Innanzitutto, a meno che tu non abbia solo due macchine e abbia davvero bisogno di una soluzione economica, evita i certificati autofirmati. Sono gratuiti e facili da generare ma la manutenzione diventa esponenzialmente più difficile quando si aggiungono server che conducono a comportamenti scorretti (ci si fidata ciecamente di certificati permanenti su ogni server, utilizzando certificati con scadenza molto lunga, ecc.).
Ora ci sono altre due opzioni: configurazione di CA o uso di una root esterna.
Configurare la propria CA è complicato: da un lato è molto facile da eseguire, dall'altro è piuttosto difficile farlo giusto : ci sono un sacco di trappole molto facili da innamorare ciò ridurrà sostanzialmente la sicurezza (e talvolta l'usabilità) della PKI, quindi è una soluzione che deve essere attentamente pianificata, testata, implementata e mantenuta.
Detto questo, avere una CA interna (supponendo che sia configurata e mantenuta correttamente) ti darà un sacco di strumenti molto potenti per l'impostazione della sicurezza interna e semplifica la gestione dei singoli certificati del server MOLTO (in alcune situazioni, può essere completamente automatizzato).
L'alternativa è usare una CA commerciale.
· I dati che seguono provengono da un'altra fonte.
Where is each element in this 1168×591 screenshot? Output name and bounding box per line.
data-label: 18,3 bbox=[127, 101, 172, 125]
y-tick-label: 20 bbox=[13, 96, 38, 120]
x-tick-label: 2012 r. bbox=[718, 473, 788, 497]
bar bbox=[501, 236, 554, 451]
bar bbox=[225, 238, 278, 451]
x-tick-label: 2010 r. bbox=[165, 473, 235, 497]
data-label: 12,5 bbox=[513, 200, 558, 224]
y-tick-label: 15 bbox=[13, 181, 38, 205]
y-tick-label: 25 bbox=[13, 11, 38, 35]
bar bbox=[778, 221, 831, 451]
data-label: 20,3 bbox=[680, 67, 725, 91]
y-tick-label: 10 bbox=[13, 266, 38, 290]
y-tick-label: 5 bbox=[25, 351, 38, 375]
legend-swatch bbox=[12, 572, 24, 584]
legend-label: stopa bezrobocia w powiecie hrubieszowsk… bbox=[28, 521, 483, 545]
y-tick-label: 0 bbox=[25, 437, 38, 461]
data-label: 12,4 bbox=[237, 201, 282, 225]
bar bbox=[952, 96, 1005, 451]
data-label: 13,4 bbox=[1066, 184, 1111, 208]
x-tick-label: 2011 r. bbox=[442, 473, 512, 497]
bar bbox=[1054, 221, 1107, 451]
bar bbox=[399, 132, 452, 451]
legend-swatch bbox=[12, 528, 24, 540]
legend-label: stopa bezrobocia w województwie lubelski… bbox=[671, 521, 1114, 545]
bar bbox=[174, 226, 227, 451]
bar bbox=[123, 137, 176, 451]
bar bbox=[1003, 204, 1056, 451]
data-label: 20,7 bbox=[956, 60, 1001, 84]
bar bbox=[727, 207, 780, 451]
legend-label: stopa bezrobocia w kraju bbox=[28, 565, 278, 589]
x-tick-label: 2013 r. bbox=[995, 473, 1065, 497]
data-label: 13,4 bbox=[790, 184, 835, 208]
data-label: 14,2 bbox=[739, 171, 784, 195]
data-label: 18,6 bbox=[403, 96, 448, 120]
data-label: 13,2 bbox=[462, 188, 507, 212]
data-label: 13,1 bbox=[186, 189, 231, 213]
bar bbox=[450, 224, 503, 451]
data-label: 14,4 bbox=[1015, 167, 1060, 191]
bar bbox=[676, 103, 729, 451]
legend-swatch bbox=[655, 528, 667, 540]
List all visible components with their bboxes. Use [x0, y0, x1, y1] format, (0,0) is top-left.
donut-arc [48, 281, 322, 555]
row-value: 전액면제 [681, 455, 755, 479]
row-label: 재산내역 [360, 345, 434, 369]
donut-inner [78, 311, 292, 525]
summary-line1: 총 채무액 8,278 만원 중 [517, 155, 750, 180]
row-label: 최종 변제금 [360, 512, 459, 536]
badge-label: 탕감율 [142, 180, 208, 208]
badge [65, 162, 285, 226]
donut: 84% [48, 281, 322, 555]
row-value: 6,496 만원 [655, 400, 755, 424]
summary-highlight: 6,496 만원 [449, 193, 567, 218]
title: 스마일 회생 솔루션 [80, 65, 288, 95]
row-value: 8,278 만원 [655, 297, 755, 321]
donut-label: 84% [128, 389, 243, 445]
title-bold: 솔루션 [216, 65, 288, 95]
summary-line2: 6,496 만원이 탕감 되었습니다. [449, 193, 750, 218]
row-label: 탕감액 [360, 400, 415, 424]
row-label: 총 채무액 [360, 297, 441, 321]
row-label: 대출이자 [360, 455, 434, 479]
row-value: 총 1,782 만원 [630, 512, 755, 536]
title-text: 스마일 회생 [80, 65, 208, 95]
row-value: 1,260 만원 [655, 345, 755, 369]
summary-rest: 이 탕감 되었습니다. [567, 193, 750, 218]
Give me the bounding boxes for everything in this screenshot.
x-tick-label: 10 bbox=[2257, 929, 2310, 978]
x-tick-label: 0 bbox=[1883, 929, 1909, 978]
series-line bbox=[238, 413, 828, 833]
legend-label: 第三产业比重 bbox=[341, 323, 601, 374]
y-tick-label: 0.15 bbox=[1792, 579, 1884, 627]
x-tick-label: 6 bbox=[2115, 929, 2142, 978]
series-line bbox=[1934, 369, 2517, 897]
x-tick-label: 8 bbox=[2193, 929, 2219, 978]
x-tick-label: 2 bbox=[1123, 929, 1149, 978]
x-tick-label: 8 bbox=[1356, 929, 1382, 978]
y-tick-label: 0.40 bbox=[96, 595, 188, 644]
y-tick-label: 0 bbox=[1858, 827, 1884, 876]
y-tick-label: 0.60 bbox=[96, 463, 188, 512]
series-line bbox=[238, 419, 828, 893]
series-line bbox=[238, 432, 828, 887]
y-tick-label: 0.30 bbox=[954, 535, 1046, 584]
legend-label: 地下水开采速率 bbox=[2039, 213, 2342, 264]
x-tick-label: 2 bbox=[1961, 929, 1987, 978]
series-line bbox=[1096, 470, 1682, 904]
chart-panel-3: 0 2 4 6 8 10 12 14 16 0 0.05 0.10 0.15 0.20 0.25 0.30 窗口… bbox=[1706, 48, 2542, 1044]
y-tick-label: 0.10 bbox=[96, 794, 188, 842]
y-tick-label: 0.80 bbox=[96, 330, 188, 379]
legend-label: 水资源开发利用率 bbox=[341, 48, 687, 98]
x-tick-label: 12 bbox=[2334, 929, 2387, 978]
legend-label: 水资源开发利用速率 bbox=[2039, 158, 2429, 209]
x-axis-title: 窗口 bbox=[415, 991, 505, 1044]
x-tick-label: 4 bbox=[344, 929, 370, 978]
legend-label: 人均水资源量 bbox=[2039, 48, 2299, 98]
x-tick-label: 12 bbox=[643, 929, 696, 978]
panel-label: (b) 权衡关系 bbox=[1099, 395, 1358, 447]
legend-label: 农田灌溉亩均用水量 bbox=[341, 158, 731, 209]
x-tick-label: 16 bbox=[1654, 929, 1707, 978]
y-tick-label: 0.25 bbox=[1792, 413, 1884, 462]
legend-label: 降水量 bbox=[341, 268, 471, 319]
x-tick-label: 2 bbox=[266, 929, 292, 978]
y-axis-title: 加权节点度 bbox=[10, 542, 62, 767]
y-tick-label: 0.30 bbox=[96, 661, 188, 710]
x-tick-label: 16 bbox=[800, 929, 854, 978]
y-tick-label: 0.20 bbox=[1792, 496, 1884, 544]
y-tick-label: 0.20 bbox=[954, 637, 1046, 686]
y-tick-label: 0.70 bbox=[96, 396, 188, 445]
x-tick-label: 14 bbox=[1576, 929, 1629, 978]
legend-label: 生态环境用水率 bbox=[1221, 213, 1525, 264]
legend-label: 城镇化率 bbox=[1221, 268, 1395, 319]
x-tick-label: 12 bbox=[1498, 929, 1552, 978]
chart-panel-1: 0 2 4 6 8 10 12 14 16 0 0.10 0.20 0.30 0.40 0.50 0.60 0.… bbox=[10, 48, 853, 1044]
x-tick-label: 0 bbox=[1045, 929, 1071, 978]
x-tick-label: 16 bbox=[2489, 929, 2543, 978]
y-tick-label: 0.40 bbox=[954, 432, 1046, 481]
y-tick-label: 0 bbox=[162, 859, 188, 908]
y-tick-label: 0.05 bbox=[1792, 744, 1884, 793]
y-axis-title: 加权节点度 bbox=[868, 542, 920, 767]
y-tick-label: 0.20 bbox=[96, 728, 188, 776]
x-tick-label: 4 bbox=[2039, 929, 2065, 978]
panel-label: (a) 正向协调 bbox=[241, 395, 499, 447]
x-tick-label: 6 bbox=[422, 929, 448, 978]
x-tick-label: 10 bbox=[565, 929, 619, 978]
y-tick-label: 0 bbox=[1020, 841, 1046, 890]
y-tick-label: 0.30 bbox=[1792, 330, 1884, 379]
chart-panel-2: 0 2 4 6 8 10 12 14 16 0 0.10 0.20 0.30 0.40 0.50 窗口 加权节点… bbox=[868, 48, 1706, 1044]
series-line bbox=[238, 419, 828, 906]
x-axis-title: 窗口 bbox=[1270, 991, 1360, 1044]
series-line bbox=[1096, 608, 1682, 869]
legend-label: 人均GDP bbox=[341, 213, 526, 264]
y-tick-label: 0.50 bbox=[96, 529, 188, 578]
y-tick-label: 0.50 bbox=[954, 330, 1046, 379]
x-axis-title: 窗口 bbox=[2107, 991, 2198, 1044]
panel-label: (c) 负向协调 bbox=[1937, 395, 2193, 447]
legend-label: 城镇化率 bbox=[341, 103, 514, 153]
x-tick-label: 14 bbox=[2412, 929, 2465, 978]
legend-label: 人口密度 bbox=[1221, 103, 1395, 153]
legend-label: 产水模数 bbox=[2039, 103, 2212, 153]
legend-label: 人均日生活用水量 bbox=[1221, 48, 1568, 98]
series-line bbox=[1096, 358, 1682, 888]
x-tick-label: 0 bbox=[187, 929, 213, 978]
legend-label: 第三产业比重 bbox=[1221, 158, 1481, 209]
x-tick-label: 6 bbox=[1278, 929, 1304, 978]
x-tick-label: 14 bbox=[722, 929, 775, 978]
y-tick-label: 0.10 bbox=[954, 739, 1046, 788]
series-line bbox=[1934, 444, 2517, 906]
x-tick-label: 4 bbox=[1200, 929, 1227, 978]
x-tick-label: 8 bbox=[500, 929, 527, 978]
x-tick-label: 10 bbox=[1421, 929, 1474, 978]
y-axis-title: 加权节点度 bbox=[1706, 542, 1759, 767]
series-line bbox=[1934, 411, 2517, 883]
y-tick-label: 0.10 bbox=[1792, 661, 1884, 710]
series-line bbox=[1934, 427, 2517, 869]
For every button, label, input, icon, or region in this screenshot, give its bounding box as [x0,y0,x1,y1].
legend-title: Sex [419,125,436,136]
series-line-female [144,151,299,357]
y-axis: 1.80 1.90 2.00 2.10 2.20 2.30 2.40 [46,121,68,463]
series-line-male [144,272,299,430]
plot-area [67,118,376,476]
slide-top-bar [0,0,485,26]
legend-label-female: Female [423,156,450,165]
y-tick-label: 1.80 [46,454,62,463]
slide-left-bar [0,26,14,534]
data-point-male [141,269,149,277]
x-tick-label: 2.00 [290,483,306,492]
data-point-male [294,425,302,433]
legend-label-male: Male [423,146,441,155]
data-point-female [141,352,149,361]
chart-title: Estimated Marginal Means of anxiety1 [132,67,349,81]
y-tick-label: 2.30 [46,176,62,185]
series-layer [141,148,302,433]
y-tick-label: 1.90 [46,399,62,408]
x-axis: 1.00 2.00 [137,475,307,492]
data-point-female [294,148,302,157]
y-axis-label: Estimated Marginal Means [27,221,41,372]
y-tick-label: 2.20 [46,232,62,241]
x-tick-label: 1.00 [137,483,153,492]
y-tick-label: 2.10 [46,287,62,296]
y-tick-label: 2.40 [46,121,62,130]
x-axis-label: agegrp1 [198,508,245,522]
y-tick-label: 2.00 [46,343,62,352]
Se le seguenti condizioni sono soddisfatte, allora è una soluzione piuttosto buona:
- Le esigenze di sicurezza ricadono nell'offerta standard (ad esempio, se si desidera proteggere i server Web).
- Hai intenzione di utilizzare esclusivamente domini di tua proprietà (ad es. "mycompany.local", nessun indirizzo IP, nessun nome NetBIOS "breve").
- Potresti aver bisogno, ad un certo punto, di offrire l'accesso esterno ad alcune (o tutte) delle tue macchine interne.
Un ultimo consiglio: evitare l'uso di certificati jolly singoli su più server. Ciò renderà più difficile mantenere le tue chiavi private in sicurezza e la violazione di un singolo server lascerà l'intera infrastruttura vulnerabile.